Several items come up often in parent conversations, so we thought we'd address them head on here. Some of these can affect the quality of your child's preschool experience, but they often are misleading because they do not necessarily contribute to quality in the big ways that the Great Preschool Quality Factors do.
- Class Size: class size has a small positive effect on preschool outcomes. Smaller classes are not always used to respond to individual children's developmental needs, even though smaller classes should make it easier for a preschool focused on quality. All else equal, choose a preschool with smaller classrooms or more teachers per classroom.
- Student:Teacher Ratio: this also has a small positive effect on preschool outcomes. Decades ago, poor ratios were more common. Today, you are less likely to see this.
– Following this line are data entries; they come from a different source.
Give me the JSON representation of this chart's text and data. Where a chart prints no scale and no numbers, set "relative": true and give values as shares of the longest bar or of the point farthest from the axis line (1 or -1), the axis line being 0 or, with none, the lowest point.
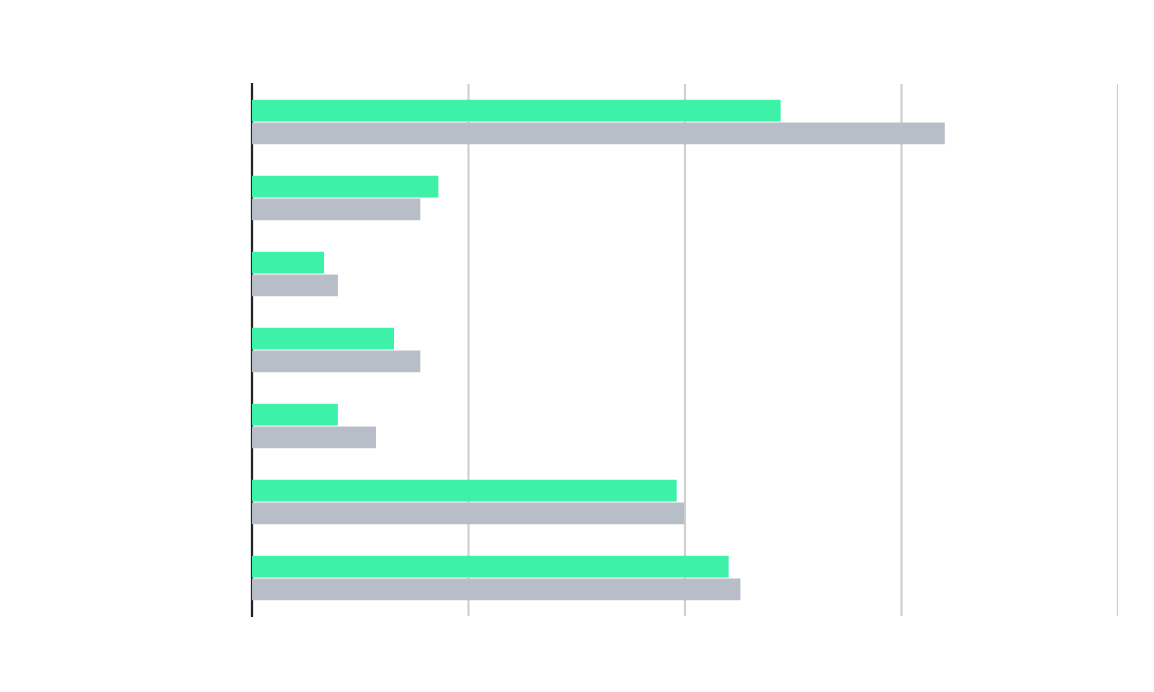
{
  "chart_data": {
    "type": "bar",
    "orientation": "horizontal",
    "relative": true,
    "grid": "x",
    "categories": [
      null,
      null,
      null,
      null,
      null,
      null,
      null
    ],
    "series": [
      {
        "color": "#3df2a8",
        "values": [
          0.763,
          0.269,
          0.104,
          0.205,
          0.124,
          0.613,
          0.688
        ]
      },
      {
        "color": "#b8bec8",
        "values": [
          1,
          0.243,
          0.124,
          0.243,
          0.179,
          0.624,
          0.705
        ]
      }
    ]
  }
}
Most preschools have decent ratios now, and small differences in ratios are not going to be the critical factor in most children's preschool experiences. There's some evidence that equally empowered co-teachers are more effective than a lead and assistant teacher. If your child is an infant through diaper age, ratio will certainly affect how much time teachers can possibly spend developing children versus maintaining the diaper station (though the excellent teacher will consider diaper changes an interpersonal bonding opportunity!) All else equal, the more teachers the merrier the interactions between less-stressed teachers and children may be. Avoid huge classrooms or even moderately sized ones with only one teacher.
- Teacher Qualifications: research indicates that more educated teachers typically use richer vocabularies with children, producing higher levels of cognitive development. Research has not shown teacher experience to have a positive effect (nor negative) in preschool. All things equal, seek a preschool with better educated teachers. But there's more to teaching and developing a child than knowing calculus. This is an issue to get all emotional about: research indicates that teachers' positive emotional interactions with children matter more than degrees for improving cognitive learning. They should bond emotionally with children through warm personal interaction, understand the developmental content and materials being used, and know how to develop a wide variety of children according to the preschool's design. Most important is that the best teachers stay and more want to work in a school, and that is determined largely by the preschool leader.
- Multi-age Classrooms, Staying with Same Teachers: this approach has many advocates, and conceptually it makes sense that children would learn to be leaders, learners and peers in multi-age groups. A multi-age classroom lets your child play varying social roles over the years and often keep the same teacher, too. Having the same teacher for more than one year can help that teacher better keep up with your child's learning and get to know your child's needs better (especially in the absence of other school support to help her do this). But many a child has been stuck with a poor quality teacher or one whose one-size-fits-all approach was not a good fit with the child's needs - for two or more years! If you choose multi-age, ensure that your older child will be challenged and your younger one not left in the social and academic dust. Choose multi-age if you value the potential social benefit or if the preschool also is of high quality.
- School Year Length: children learn more when they spend a longer year in school, but the effect diminishes the closer they are to typical development for their ages. So make this choice for your own convenience or to fit your child's particular need for more - or less - time in preschool.